The Government of Antigua and Barbuda owes the West Indies Oil Company (WIOC) more than EC$6 million, accumulated through months of deliberate fuel subsidies aimed at shielding consumers from rising global oil prices.

Prime Minister and Finance Minister Gaston Browne confirmed the debt, explaining that his administration has been absorbing the difference between international oil market prices and what consumers pay at the pump.

"We have been paying WIOC to keep prices under control. Right now we owe the company over $6 million," Browne said.

Under normal pricing mechanisms, the surge in global oil costs would have translated directly into higher prices for gasoline and diesel. Instead, the Government has chosen to cover those increases rather than pass them on to consumers and businesses.

"This is a very benevolent position taken by my administration to contain the price of diesel and gasoline for the benefit of the people, but it is hurting us financially," the Prime Minister said.
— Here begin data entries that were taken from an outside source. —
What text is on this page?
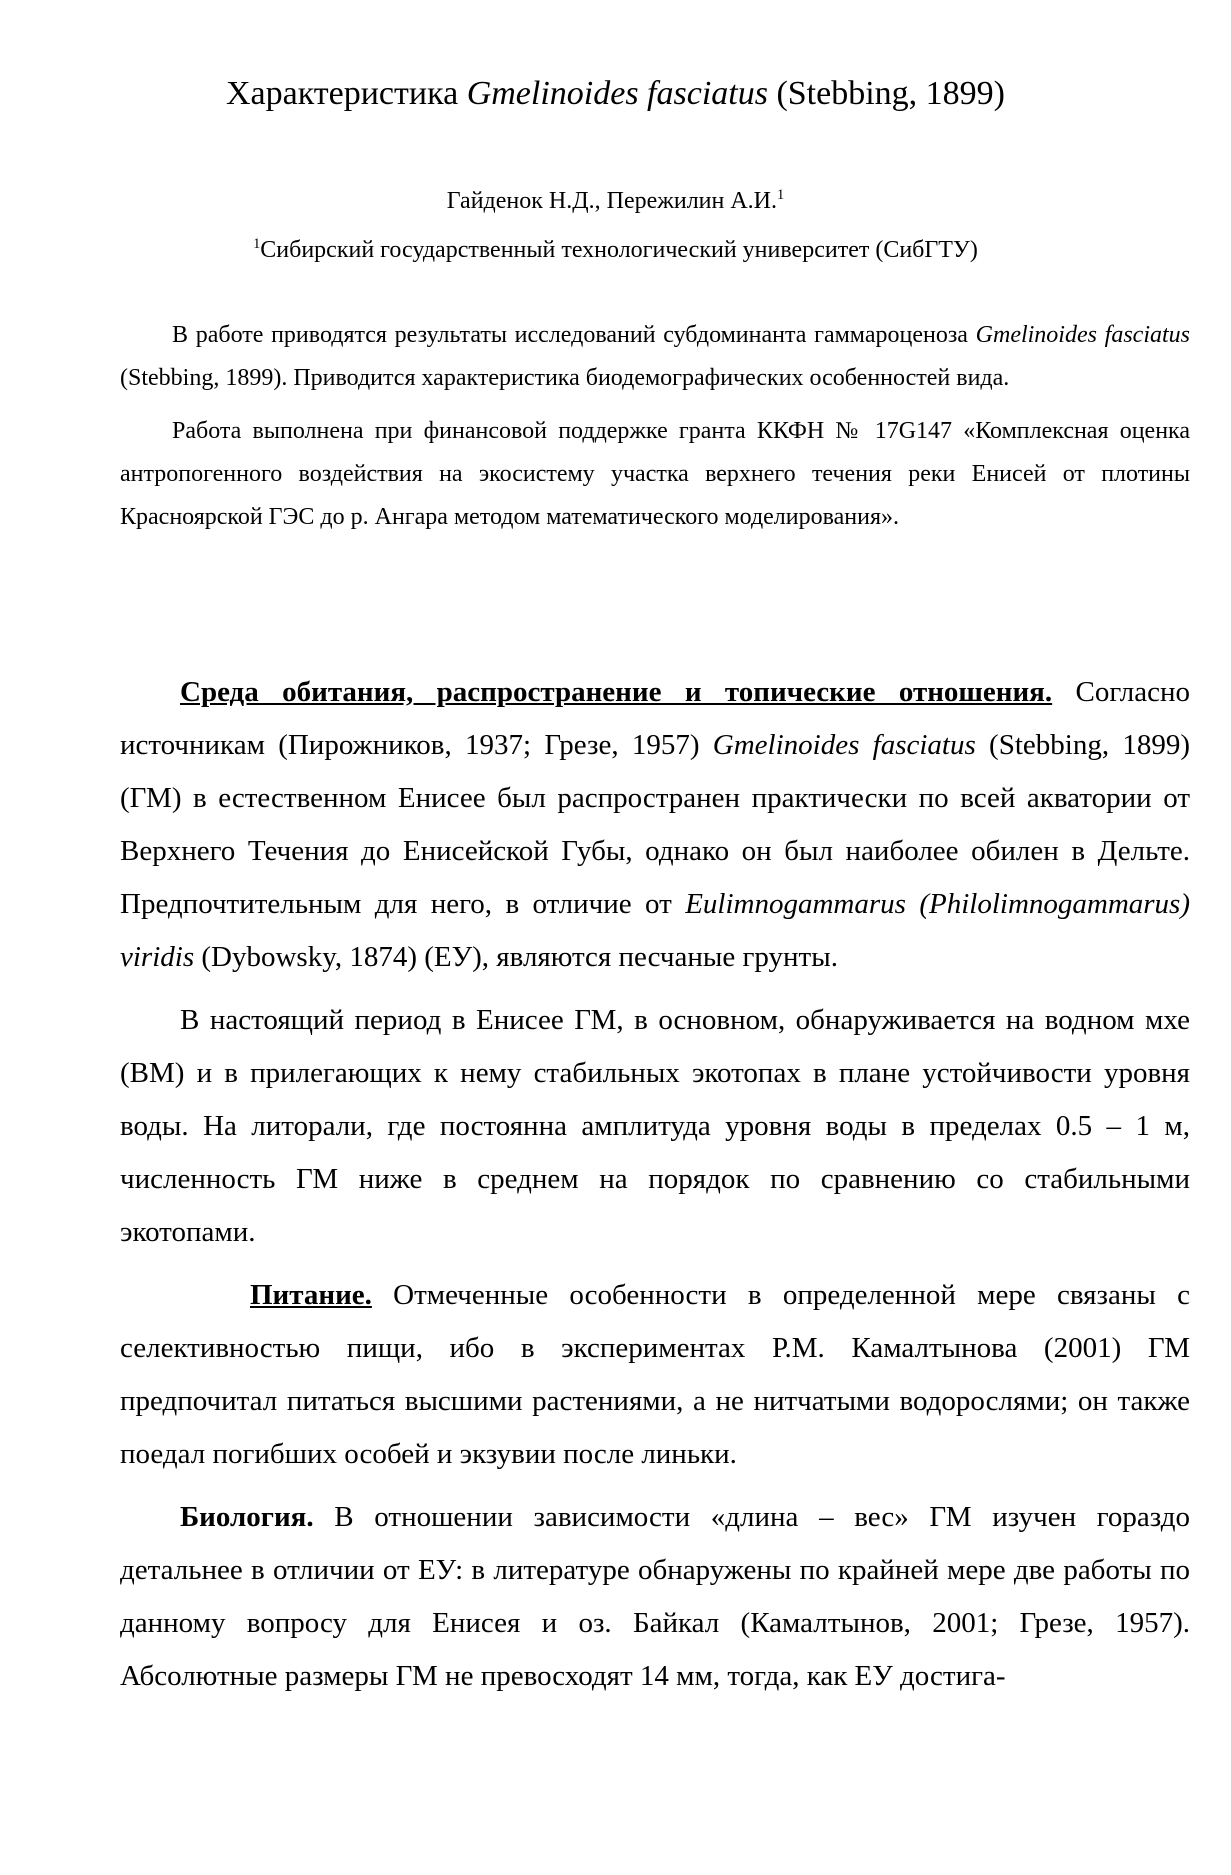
Характеристика Gmelinoides fasciatus (Stebbing, 1899)
Гайденок Н.Д., Пережилин А.И.$^1$
$^1$Сибирский государственный технологический университет (СибГТУ)

В работе приводятся результаты исследований субдоминанта гаммароценоза Gmelinoides fasciatus (Stebbing, 1899). Приводится характеристика биодемографических особенностей вида.

Работа выполнена при финансовой поддержке гранта ККФН № 17G147 «Комплексная оценка антропогенного воздействия на экосистему участка верхнего течения реки Енисей от плотины Красноярской ГЭС до р. Ангара методом математического моделирования».

Среда обитания, распространение и топические отношения. Согласно источникам (Пирожников, 1937; Грезе, 1957) Gmelinoides fasciatus (Stebbing, 1899) (ГМ) в естественном Енисее был распространен практически по всей акватории от Верхнего Течения до Енисейской Губы, однако он был наиболее обилен в Дельте. Предпочтительным для него, в отличие от Eulimnogammarus (Philolimnogammarus) viridis (Dybowsky, 1874) (ЕУ), являются песчаные грунты.

В настоящий период в Енисее ГМ, в основном, обнаруживается на водном мхе (ВМ) и в прилегающих к нему стабильных экотопах в плане устойчивости уровня воды. На литорали, где постоянна амплитуда уровня воды в пределах 0.5 – 1 м, численность ГМ ниже в среднем на порядок по сравнению со стабильными экотопами.

Питание. Отмеченные особенности в определенной мере связаны с селективностью пищи, ибо в экспериментах Р.М. Камалтынова (2001) ГМ предпочитал питаться высшими растениями, а не нитчатыми водорослями; он также поедал погибших особей и экзувии после линьки.

Биология. В отношении зависимости «длина – вес» ГМ изучен гораздо детальнее в отличии от ЕУ: в литературе обнаружены по крайней мере две работы по данному вопросу для Енисея и оз. Байкал (Камалтынов, 2001; Грезе, 1957). Абсолютные размеры ГМ не превосходят 14 мм, тогда, как ЕУ достига-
Browne noted that Antigua and Barbuda currently maintains some of the lowest fuel prices in the Caribbean, even as international energy markets remain volatile. He described the policy as central to his administration's efforts to protect households and businesses from sudden price shocks and to preserve broader economic stability.

However, Browne cautioned that the subsidy arrangement may not be sustainable indefinitely. Should global oil prices continue to rise for a prolonged period, he warned, the Government may find it increasingly difficult to maintain its current level of support.